Powers of COA;Commission on Audit Disallowances; Liability of approving and certifying officers and recipients of the disallowed amounts 

Public officials, specifically approving and certifying officers, who act in bad faith, malice, or gross negligence in the performance of their official duties, are jointly and severally liable to the government for the full amount of disallowed payments. The court clarified that the essence of due process is satisfied when individuals are afforded an opportunity to be heard, and the court may excuse the return of disallowed amounts based on undue prejudice, social justice considerations, and other bona fide exceptions on a case-to-case basis. The absence of legal basis or justification for disallowed payments may result in individual liability for recipients.

 

On February 1, 2010, the NPC Board of Directors confirmed and ratified Board Resolution No. 2009-72, granting Calendar Year (CY) 2009 Performance Incentive Benefits (PIB) to NPC Non-Operation and Maintenance Agreement (NMA)-Small Power Utility Group (SPUG)/Watershed and Operation and Maintenance (OMA) Head Office and Engineering officials and employees. The PIB, equivalent to five and one-half monthly basic salaries, was implemented through NPC Circular No. 2009-585, approved by NPC President and CEO, Froilan A. Tampinco. The total amount released was P327,272,424.91. The COA later issued a Notice of Suspension and disallowed the PIB due to lack of presidential approval and its extravagance, considering NPC-SPUG's net loss in CY 2009.

 

Whether or not the Commission on Audit (COA) Proper is correct in affirming the disallowance, and holding petitioners liable to refund the disallowed amounts.

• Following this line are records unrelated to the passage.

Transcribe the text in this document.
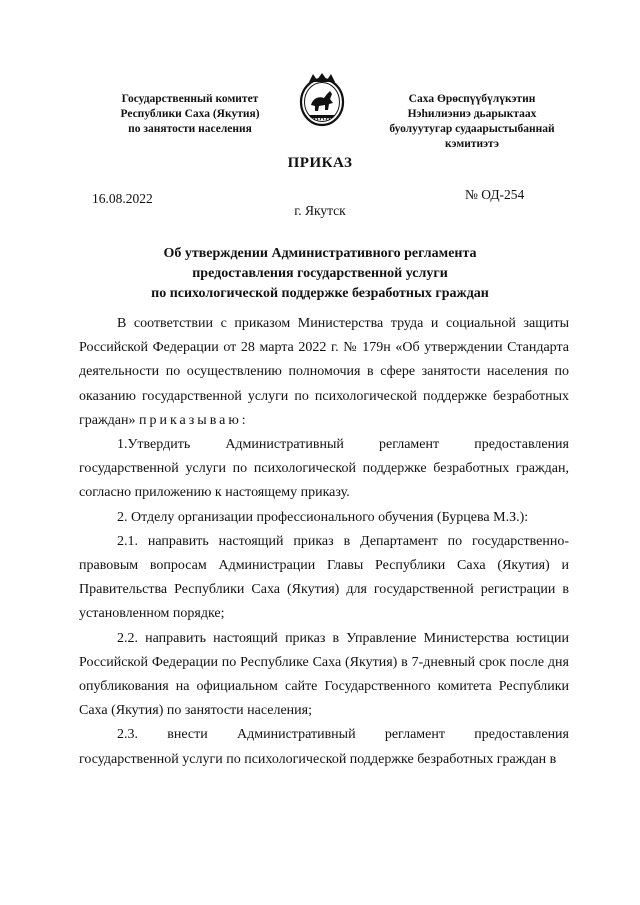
Государственный комитет
Республики Саха (Якутия)
по занятости населения
Саха Өрөспүүбүлүкэтин
Нэһилиэниэ дьарыктаах
буолуутугар судаарыстыбаннай
кэмитиэтэ
ПРИКАЗ
16.08.2022	№ ОД-254
г. Якутск
Об утверждении Административного регламента
предоставления государственной услуги
по психологической поддержке безработных граждан

В соответствии с приказом Министерства труда и социальной защиты Российской Федерации от 28 марта 2022 г. № 179н «Об утверждении Стандарта деятельности по осуществлению полномочия в сфере занятости населения по оказанию государственной услуги по психологической поддержке безработных граждан» приказываю:

1.Утвердить Административный регламент предоставления государственной услуги по психологической поддержке безработных граждан, согласно приложению к настоящему приказу.

2. Отделу организации профессионального обучения (Бурцева М.З.):

2.1. направить настоящий приказ в Департамент по государственно-правовым вопросам Администрации Главы Республики Саха (Якутия) и Правительства Республики Саха (Якутия) для государственной регистрации в установленном порядке;

2.2. направить настоящий приказ в Управление Министерства юстиции Российской Федерации по Республике Саха (Якутия) в 7-дневный срок после дня опубликования на официальном сайте Государственного комитета Республики Саха (Якутия) по занятости населения;

2.3. внести Административный регламент предоставления государственной услуги по психологической поддержке безработных граждан в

YES. The court found that the COA properly gave notice of disallowance (ND) through constructive service to Tampinco, who had the duty to inform all involved parties. Despite the late filing of the appeal to the COA Proper, the essence of due process was satisfied as petitioners were given an opportunity to be heard. On the merits, the court held that MO No. 198 did not authorize the PIB for CY 2009, and the grant violated the specific requirements of MO No. 198, including the lack of a Productivity Enhancement Program (PEP). The court rejected the argument that the NPC Board's approval was deemed presidential authorization and emphasized the non-compliance with statutory provisions.

The court ruled that petitioners, both approving and certifying officers, are solidarily liable to refund the disallowed amounts. It affirmed the COA decision, stating that the ND was not void, unjust, or inequitable, and petitioners failed to show entitlement to the PIB or any special circumstances justifying non-refund. The court applied Section 43 of the Administrative Code, holding that officers acting in bad faith are liable, and emphasized the absence of genuine justifications for the recipients. The NPC Board of Directors was specified as solidarily liable, while individual recipients were held individually liable for the amounts received. The Petition was dismissed, and the COA decision was affirmed.